Choć w ubiegłym roku to one przeznaczyły na IoT najwięcej środków, to wkrótce ma się to zmienić. Do 2018 roku motorem napędzającym rynek będzie handel detaliczny i branża konsumencka. Wydatki na technologie i usługi IoT będą rosły w tych obszarach odpowiednio o 32 i 24 proc. rocznie. IDC szacuje, że wartość polskiego rynku IoT podwoi się z 1,5 mld dol. w 2014 r. do 3,1 mld dol. w 2018 r.

Analitycy IDC wskazują, że wdrażanie rozwiązań Internetu Rzeczy powinno odbywać się we współpracy z partnerami posiadającymi doświadczenie nie tylko w konkretnej branży, ale także w zakresie technologii, sprzętu i rozwiązań komunikacyjnych. Na czoło w tej grupie wysuwają się firmy IT i operatorzy telekomunikacyjn.
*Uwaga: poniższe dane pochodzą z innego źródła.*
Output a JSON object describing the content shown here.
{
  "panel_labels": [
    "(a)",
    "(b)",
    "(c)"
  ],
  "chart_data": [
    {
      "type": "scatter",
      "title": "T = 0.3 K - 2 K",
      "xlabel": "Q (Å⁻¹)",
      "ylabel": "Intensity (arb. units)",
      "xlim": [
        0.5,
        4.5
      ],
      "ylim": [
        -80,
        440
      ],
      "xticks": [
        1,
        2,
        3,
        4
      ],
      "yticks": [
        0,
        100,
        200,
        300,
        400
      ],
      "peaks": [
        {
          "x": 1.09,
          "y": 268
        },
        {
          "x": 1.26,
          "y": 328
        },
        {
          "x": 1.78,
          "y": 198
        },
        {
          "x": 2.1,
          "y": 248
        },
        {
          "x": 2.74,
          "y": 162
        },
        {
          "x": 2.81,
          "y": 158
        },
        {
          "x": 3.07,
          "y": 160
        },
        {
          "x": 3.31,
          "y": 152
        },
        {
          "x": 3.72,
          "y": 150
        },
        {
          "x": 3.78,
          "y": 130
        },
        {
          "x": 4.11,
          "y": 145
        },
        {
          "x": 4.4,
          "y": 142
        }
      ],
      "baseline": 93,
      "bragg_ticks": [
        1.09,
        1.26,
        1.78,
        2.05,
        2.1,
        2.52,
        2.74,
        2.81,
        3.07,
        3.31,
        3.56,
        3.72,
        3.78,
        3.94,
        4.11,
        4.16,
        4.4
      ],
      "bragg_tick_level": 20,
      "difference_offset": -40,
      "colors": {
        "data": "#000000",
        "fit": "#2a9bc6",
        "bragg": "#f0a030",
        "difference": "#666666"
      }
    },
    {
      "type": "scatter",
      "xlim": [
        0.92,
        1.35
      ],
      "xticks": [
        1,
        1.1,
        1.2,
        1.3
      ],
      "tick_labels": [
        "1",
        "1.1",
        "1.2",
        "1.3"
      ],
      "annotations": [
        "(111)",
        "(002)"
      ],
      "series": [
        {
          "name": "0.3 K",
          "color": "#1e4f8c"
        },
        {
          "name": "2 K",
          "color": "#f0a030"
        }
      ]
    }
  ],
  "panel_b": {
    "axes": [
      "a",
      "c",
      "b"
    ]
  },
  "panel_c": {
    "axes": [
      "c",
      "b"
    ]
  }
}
W tym kontekście IoT jest szansą dla telekomów na nowe źródła przychodów, niezbędne w kontekście spadku znaczenia usług głosowych czy tekstowych.
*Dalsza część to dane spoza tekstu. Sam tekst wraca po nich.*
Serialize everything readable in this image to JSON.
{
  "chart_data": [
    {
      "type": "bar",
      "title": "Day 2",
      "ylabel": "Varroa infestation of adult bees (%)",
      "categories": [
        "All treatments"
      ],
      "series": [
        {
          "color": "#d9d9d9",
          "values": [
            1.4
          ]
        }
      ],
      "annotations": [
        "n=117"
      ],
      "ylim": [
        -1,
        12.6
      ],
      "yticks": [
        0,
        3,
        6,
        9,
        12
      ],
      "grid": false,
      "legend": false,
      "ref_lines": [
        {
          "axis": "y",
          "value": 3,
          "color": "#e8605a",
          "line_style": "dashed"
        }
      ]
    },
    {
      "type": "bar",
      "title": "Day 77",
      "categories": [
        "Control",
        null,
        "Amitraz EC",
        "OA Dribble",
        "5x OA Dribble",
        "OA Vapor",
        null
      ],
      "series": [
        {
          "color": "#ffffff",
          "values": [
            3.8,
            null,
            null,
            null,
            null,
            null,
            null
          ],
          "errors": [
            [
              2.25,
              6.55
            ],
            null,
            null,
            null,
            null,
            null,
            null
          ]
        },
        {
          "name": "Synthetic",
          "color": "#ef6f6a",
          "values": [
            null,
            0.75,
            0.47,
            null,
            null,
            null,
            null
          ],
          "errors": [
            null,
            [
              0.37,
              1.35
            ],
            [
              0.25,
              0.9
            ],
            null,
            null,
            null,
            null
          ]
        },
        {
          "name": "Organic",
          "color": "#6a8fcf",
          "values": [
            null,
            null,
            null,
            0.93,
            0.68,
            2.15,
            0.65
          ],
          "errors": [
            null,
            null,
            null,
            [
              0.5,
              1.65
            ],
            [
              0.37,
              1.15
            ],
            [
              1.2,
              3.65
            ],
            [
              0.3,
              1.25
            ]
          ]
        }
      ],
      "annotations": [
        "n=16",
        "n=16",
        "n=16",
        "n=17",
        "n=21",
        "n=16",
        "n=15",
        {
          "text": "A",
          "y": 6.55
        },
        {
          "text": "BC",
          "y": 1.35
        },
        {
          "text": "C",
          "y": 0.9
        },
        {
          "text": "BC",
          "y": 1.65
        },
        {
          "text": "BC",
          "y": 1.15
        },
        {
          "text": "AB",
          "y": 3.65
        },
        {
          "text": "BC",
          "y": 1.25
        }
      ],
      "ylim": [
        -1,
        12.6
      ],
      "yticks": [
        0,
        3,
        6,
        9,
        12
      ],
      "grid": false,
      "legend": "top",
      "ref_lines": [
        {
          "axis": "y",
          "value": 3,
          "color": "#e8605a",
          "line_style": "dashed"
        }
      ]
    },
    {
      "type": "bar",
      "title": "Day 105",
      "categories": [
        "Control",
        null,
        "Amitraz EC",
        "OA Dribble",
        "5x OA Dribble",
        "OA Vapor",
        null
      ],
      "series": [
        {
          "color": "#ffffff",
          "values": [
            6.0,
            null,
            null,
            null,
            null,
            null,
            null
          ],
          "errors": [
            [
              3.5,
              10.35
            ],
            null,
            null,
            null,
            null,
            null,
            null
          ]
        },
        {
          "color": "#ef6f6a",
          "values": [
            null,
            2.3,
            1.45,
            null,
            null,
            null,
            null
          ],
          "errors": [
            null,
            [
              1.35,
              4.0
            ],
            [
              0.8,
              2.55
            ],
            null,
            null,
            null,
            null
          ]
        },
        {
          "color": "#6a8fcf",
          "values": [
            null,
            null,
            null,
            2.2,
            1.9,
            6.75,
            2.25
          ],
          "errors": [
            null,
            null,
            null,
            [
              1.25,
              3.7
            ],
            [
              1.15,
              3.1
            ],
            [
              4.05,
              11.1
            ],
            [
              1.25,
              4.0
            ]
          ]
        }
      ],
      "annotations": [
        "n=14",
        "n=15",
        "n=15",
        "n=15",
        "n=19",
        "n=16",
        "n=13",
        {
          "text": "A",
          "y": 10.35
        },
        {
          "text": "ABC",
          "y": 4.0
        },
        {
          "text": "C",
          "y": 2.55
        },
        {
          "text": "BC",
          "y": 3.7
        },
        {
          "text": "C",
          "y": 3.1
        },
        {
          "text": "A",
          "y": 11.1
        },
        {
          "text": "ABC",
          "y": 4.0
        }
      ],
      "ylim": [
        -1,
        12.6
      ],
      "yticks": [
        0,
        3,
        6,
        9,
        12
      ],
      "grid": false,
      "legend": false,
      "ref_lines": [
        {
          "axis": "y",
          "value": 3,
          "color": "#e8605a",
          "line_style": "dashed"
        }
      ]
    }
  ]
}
– W niedalekiej przyszłości rozwiązania oparte na IoT staną się powszechne w wielu branżach, od sektora publicznego, przez przemysł, po handel detaliczny czy sektor finansowy — tłumaczy Jarek Smulski, Research Manager w IDC Poland. Jego zdaniem zastosowanie technologii IoT będzie oznaczało znaczne zwiększenie konkurencyjności ich produktów i usług oraz lepszą efektywność biznesu.

Na rynku Internetu Rzeczy robi się coraz bardziej tłoczno. Tomasz Słoniewski, Senior Research Manager w IDC Polska, podkreśla, że aktywni na nim są zarówno wielcy gracze z branży IT, jak i małe, innowacyjne firmy, często startupy, które dzięki świeżym pomysłom notują szybki wzrost przychodów. Duży udział w rozwoju polskiego rynku IoT mają też firmy telekomunikacyjne.